Getting a taste of juicy tomatoes comes with a steep price tag in India these days. According to 33-year old New Delhi resident Nirmola Sharma, prices have quadrupled since June."It used to cost about 15 to 20 rupees ($0.25-$0.35) a kilogram, now it is about 80 to 100 rupees ($1.30-$1.65)."
Sharma, who shops for a family of five, had hoped the new government would do something to curb the stubbornly high food prices, but sees no respite to date. Instead, her monthly food bill jumped more than 60 percent from a year ago.
Sharma's experience with skyrocketing prices underscores the inflation risk in India, which remains a headache for policymakers.
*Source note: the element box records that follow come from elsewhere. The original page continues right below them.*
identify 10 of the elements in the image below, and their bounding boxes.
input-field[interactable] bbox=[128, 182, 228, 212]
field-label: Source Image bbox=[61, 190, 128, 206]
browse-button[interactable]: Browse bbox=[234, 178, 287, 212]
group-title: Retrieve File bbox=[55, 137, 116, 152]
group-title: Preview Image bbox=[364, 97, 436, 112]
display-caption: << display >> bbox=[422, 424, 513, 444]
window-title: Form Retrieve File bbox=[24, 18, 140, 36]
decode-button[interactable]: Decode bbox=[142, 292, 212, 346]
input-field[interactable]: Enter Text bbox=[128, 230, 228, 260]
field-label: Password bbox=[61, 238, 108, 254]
This week brings further clues on the state of price pressures as the government prepares to release data on consumer prices and wholesale prices for July.
According to poll from Reuters, the consumer price index (CPI) due on Tuesday is expected to show a rise of 7.4 percent from the year ago period compared to a 7.3 percent gain in June, while the wholesale price index is expected to climb an annual 5.1 percent in July compared to a 5.4 percent increase in June.
But some analysts have targets of over 8 percent on-year rise for the CPI, on the back of costlier vegetables and a delayed monsoon season.
According to a note by DBS, vegetable prices were up 25 percent year on year in July, which will be felt the most among low-income households who spend the bulk of their income on food staples.
Meanwhile, although the recent monsoon season has improved,the rainfall levels remain around 17 percent below average, according to IHS Global Insight.
"This could reduce crop yields and push up prices for keyfood staples," said Rajiv Biswas, IHS chief economist for Asia Pacific, who sees July CPI at 7.9 percent.